Apple is perfectly entitled to ask for a 30% fee, as long as they allow for competition on equal footing (for clarity, this means they don't try to collect exorbitant rent from their competitors first). Let the free market sort it out.

1 comments

> and quality of life features (like cloud saves)

You mean like CloudKit?

Apple SDKs exist and do things - including everything Steamworks does and quite a bit more.

If Apple decided to only allow apps distributed through them to use their SDKs or services, then would it would be fine because they'd be like Steam?

As a user, I have to pay for iCloud storage for apps that use it. There is a free tier, sure... which most users will fill very quickly just with device backups and photos alone.

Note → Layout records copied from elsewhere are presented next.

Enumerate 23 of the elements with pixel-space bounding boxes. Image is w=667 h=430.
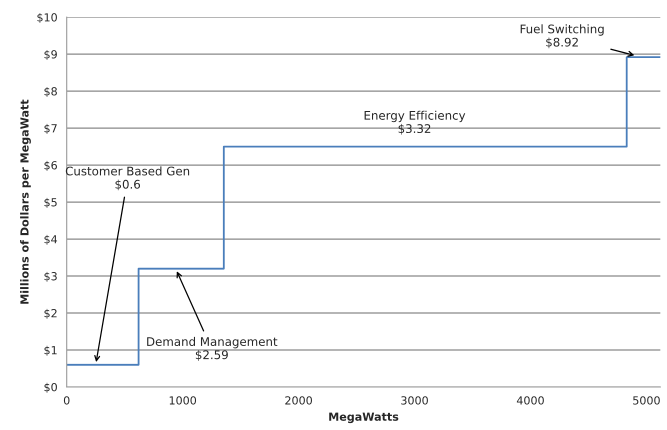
- y-axis-title: Millions of Dollars per MegaWatt: [20, 100, 31, 304]
- y-tick-label: $2: [44, 308, 57, 319]
- x-tick-label: 0: [64, 396, 70, 405]
- x-tick-label: 2000: [285, 396, 312, 405]
- y-tick-label: $10: [37, 12, 57, 24]
- y-tick-label: $8: [44, 86, 57, 98]
- x-tick-label: 5000: [633, 396, 660, 405]
- y-tick-label: $6: [44, 160, 57, 171]
- annotation: Customer Based Gen $0.6: [66, 166, 190, 190]
- y-tick-label: $9: [44, 50, 57, 60]
- x-axis-title: MegaWatts: [329, 412, 398, 424]
- y-tick-label: $0: [44, 382, 57, 393]
- annotation: Fuel Switching $8.92: [520, 24, 604, 48]
- y-tick-label: $3: [44, 272, 57, 282]
- annotation: Demand Management $2.59: [147, 336, 278, 361]
- x-tick-label: 3000: [401, 396, 428, 405]
- y-tick-label: $5: [44, 198, 57, 208]
- y-tick-label: $1: [44, 346, 57, 356]
- x-tick-label: 4000: [516, 396, 544, 405]
- annotation: Energy Efficiency $3.32: [364, 110, 466, 135]
- y-tick-label: $7: [44, 124, 57, 134]
- x-tick-label: 1000: [170, 396, 196, 405]
- y-tick-label: $4: [44, 234, 58, 245]
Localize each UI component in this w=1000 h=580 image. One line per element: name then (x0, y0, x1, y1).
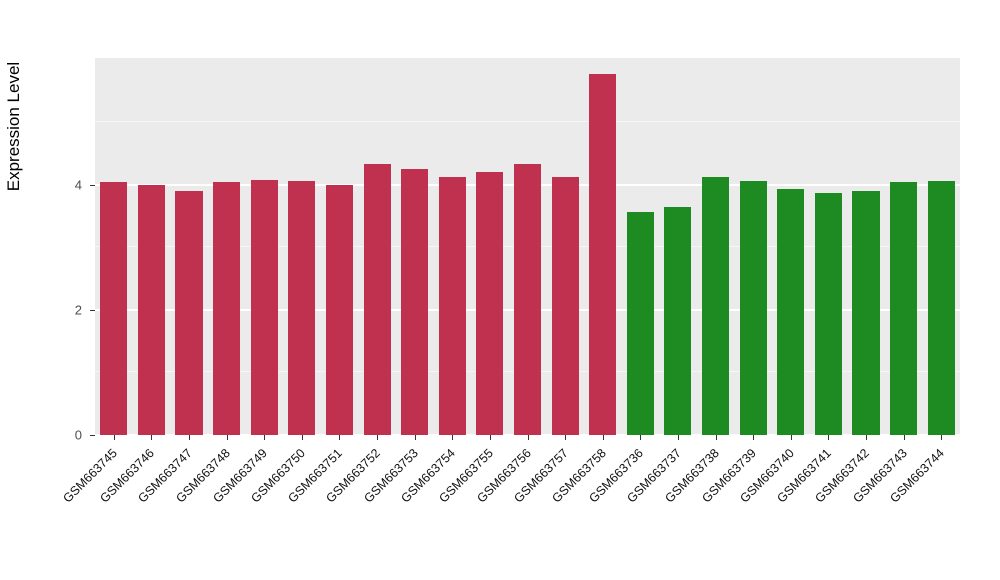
x-tick-mark (903, 435, 905, 440)
y-tick-mark (90, 184, 95, 186)
bar-GSM663741 (814, 193, 842, 435)
x-tick-mark (790, 435, 792, 440)
x-tick-mark (753, 435, 755, 440)
x-tick-mark (301, 435, 303, 440)
x-tick-mark (189, 435, 191, 440)
bar-GSM663753 (401, 169, 429, 435)
bar-GSM663739 (739, 180, 767, 435)
bar-GSM663738 (702, 177, 730, 435)
x-tick-mark (527, 435, 529, 440)
y-tick-label: 2 (74, 302, 82, 318)
y-tick-mark (90, 435, 95, 436)
x-tick-mark (677, 435, 679, 440)
x-tick-mark (264, 435, 266, 440)
bar-GSM663754 (438, 176, 466, 435)
gridline-minor (95, 121, 960, 123)
bar-GSM663748 (213, 181, 241, 435)
x-tick-mark (828, 435, 830, 440)
bar-GSM663751 (325, 184, 353, 435)
bar-GSM663742 (852, 191, 880, 435)
x-tick-mark (602, 435, 604, 440)
y-axis-title: Expression Level (4, 61, 23, 192)
bar-GSM663758 (589, 73, 617, 435)
bar-GSM663750 (288, 180, 316, 435)
bar-GSM663737 (664, 206, 692, 435)
bar-GSM663752 (363, 164, 391, 435)
y-tick-mark (90, 309, 95, 311)
bar-GSM663757 (551, 177, 579, 435)
x-tick-mark (941, 435, 943, 440)
y-tick-label: 0 (74, 427, 82, 443)
bar-GSM663756 (513, 164, 542, 435)
y-tick-label: 4 (74, 177, 82, 193)
x-tick-mark (452, 435, 454, 440)
x-tick-mark (226, 435, 228, 440)
bar-GSM663749 (250, 179, 278, 435)
x-tick-mark (113, 435, 115, 440)
x-tick-mark (151, 435, 153, 440)
bar-GSM663744 (927, 180, 955, 435)
x-tick-mark (414, 435, 416, 440)
bar-GSM663736 (626, 211, 654, 435)
x-tick-mark (489, 435, 491, 440)
x-tick-mark (339, 435, 341, 440)
x-tick-mark (865, 435, 867, 440)
bar-GSM663755 (476, 172, 504, 435)
plot-panel (95, 58, 960, 436)
x-tick-mark (377, 435, 379, 440)
x-tick-mark (640, 435, 642, 440)
bar-GSM663743 (890, 181, 918, 435)
bar-GSM663745 (100, 181, 128, 435)
x-tick-mark (565, 435, 567, 440)
bar-GSM663740 (777, 189, 805, 435)
bar-GSM663746 (137, 184, 165, 435)
bar-GSM663747 (175, 191, 203, 435)
x-tick-mark (715, 435, 717, 440)
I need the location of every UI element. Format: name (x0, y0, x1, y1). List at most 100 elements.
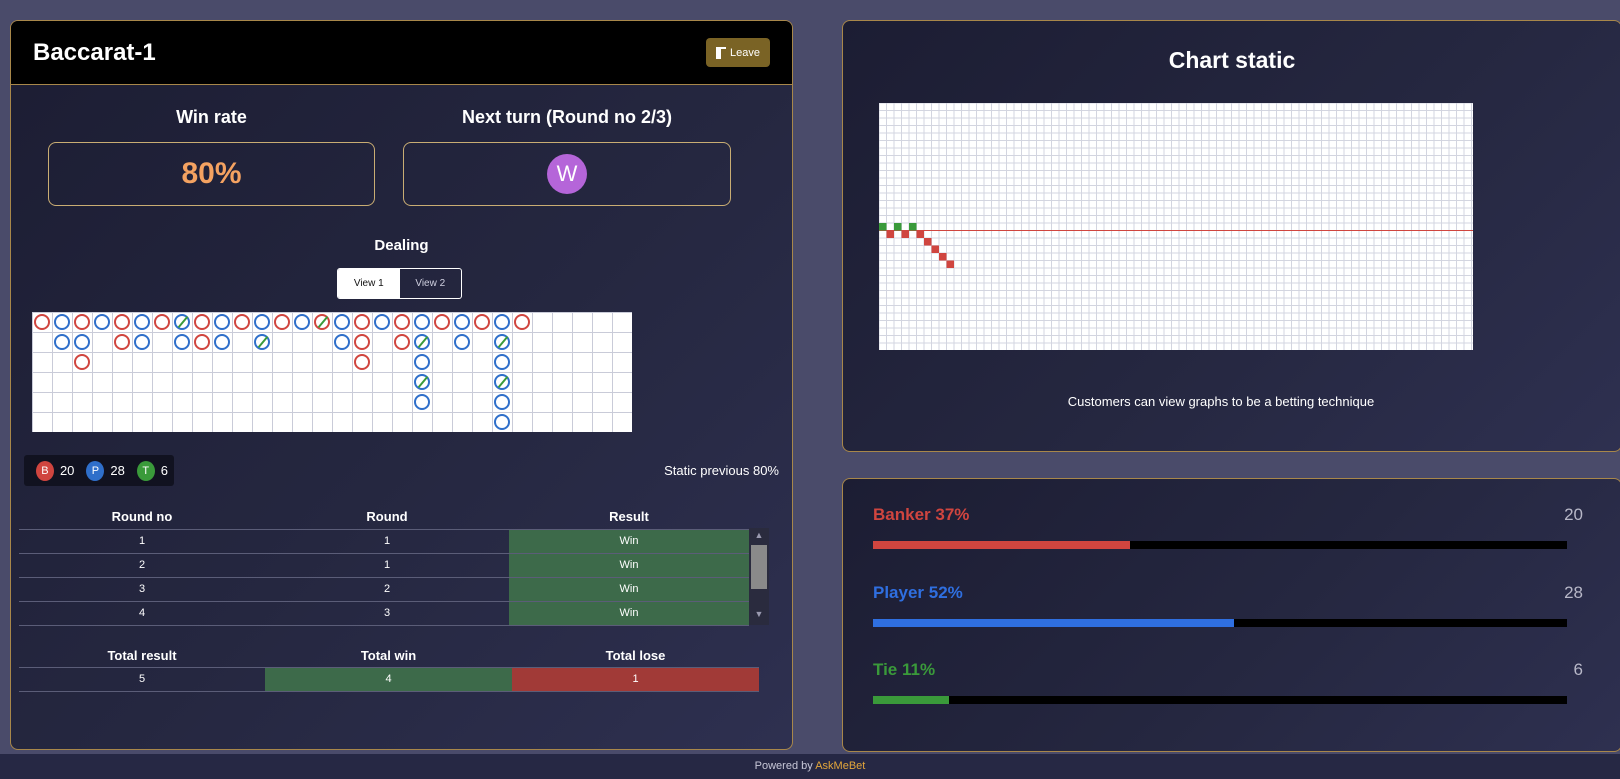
banker-bead (114, 334, 130, 350)
player-bead (254, 334, 270, 350)
leave-button[interactable]: Leave (706, 38, 770, 67)
tie-slash-icon (317, 315, 329, 329)
tab-view-1[interactable]: View 1 (338, 269, 400, 298)
chart-caption: Customers can view graphs to be a bettin… (1067, 394, 1375, 409)
banker-bead (354, 334, 370, 350)
banker-stat-count: 20 (1564, 505, 1583, 524)
cell-round-no: 3 (19, 576, 265, 601)
footer-prefix: Powered by (754, 760, 816, 772)
banker-bead (74, 314, 90, 330)
result-counters: B 20 P 28 T 6 (24, 455, 174, 486)
banker-bead (34, 314, 50, 330)
player-bead (94, 314, 110, 330)
tie-slash-icon (417, 375, 429, 389)
door-icon (716, 46, 727, 59)
tie-slash-icon (177, 315, 189, 329)
tie-count: 6 (160, 463, 168, 478)
player-bead (494, 314, 510, 330)
player-stat-count: 28 (1564, 583, 1583, 602)
table-scrollbar[interactable]: ▲ ▼ (749, 528, 769, 625)
player-label: Player 52% (873, 583, 963, 602)
static-previous: Static previous 80% (664, 463, 779, 478)
scrollbar-thumb[interactable] (751, 545, 767, 589)
tie-slash-icon (257, 335, 269, 349)
avatar: W (547, 154, 587, 194)
player-bead (54, 314, 70, 330)
chevron-down-icon[interactable]: ▼ (754, 609, 764, 619)
banker-bead (234, 314, 250, 330)
table-row: 4 3 Win (19, 600, 749, 626)
player-dot: P (86, 460, 105, 481)
cell-round: 3 (265, 600, 509, 626)
tie-dot: T (136, 460, 155, 481)
player-bead (494, 414, 510, 430)
player-bead (494, 394, 510, 410)
lose-mark (939, 253, 947, 261)
dealing-title: Dealing (374, 237, 429, 254)
banker-label: Banker 37% (873, 505, 970, 524)
banker-bead (194, 314, 210, 330)
cell-result: Win (509, 528, 749, 553)
player-bead (414, 354, 430, 370)
banker-stat: Banker 37% 20 (873, 505, 1583, 549)
chevron-up-icon[interactable]: ▲ (754, 530, 764, 540)
player-bead (294, 314, 310, 330)
banker-bead (394, 314, 410, 330)
tie-label: Tie 11% (873, 660, 936, 679)
game-header: Baccarat-1 Leave (11, 21, 792, 85)
tie-slash-icon (417, 335, 429, 349)
lose-mark (924, 238, 932, 246)
win-mark (909, 223, 917, 231)
player-bead (414, 334, 430, 350)
banker-bead (274, 314, 290, 330)
header-result: Result (609, 509, 649, 525)
header-round: Round (366, 509, 408, 525)
banker-bead (514, 314, 530, 330)
lose-mark (946, 260, 954, 268)
banker-bead (114, 314, 130, 330)
tie-stat: Tie 11% 6 (873, 660, 1583, 704)
leave-label: Leave (730, 46, 760, 59)
chart-panel: Chart static Customers can view graphs t… (842, 20, 1620, 452)
total-lose-value: 1 (512, 666, 759, 692)
cell-result: Win (509, 600, 749, 626)
cell-result: Win (509, 552, 749, 577)
player-bead (374, 314, 390, 330)
table-row: 3 2 Win (19, 576, 749, 601)
banker-bead (154, 314, 170, 330)
next-turn-title: Next turn (Round no 2/3) (462, 107, 672, 127)
tie-stat-count: 6 (1573, 660, 1583, 679)
player-bead (254, 314, 270, 330)
rounds-table: Round no Round Result 1 1 Win 2 1 Win 3 … (19, 505, 749, 626)
tab-view-2[interactable]: View 2 (415, 278, 446, 289)
footer-brand[interactable]: AskMeBet (815, 760, 866, 772)
chart-title: Chart static (1168, 47, 1296, 73)
banker-bar-fill (873, 541, 1130, 549)
player-bead (494, 354, 510, 370)
bead-road-grid (32, 312, 632, 432)
banker-bead (354, 354, 370, 370)
stats-panel: Banker 37% 20 Player 52% 28 Tie 11% 6 (842, 478, 1620, 752)
banker-bead (74, 354, 90, 370)
cell-round: 1 (265, 552, 509, 577)
banker-bead (194, 334, 210, 350)
cell-result: Win (509, 576, 749, 601)
tie-bar-fill (873, 696, 950, 704)
table-row: 2 1 Win (19, 552, 749, 577)
banker-dot: B (36, 460, 54, 481)
game-title: Baccarat-1 (33, 38, 156, 66)
header-total-lose: Total lose (605, 648, 666, 664)
tie-slash-icon (497, 375, 509, 389)
header-total-result: Total result (107, 648, 177, 664)
player-bar-fill (873, 619, 1234, 627)
tie-slash-icon (497, 335, 509, 349)
player-bead (134, 314, 150, 330)
player-bead (454, 334, 470, 350)
win-mark (879, 223, 887, 231)
player-bead (334, 314, 350, 330)
header-round-no: Round no (111, 509, 173, 525)
lose-mark (886, 230, 894, 238)
total-result-value: 5 (19, 666, 265, 692)
cell-round: 1 (265, 528, 509, 553)
table-row: 5 4 1 (19, 666, 759, 692)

I don't recall ever playing for cloud storage on Steam, though.

CloudKit uses the user’s iCloud storage for private containers and bills the developers (although it’s usually free) for "public" CloudKit containers[1].

[1]: https://developer.apple.com/icloud/cloudkit/

They have different QoS levels.

Steam Cloud is truly a backup service. It's not fast even for tiny amounts of data. They'll even kick you over to an even slower lane if you store anything over 250 MB.

Meanwhile, you can do near real-time app synchronization over iCloud between devices.

But yeah, it'd be great if Apple bumped up the free tier size. That said, I've never actually had any problems storing app data on iCloud. Apple users seem to either pay for more storage or not backup to iCloud, so from a developer perspective, eh.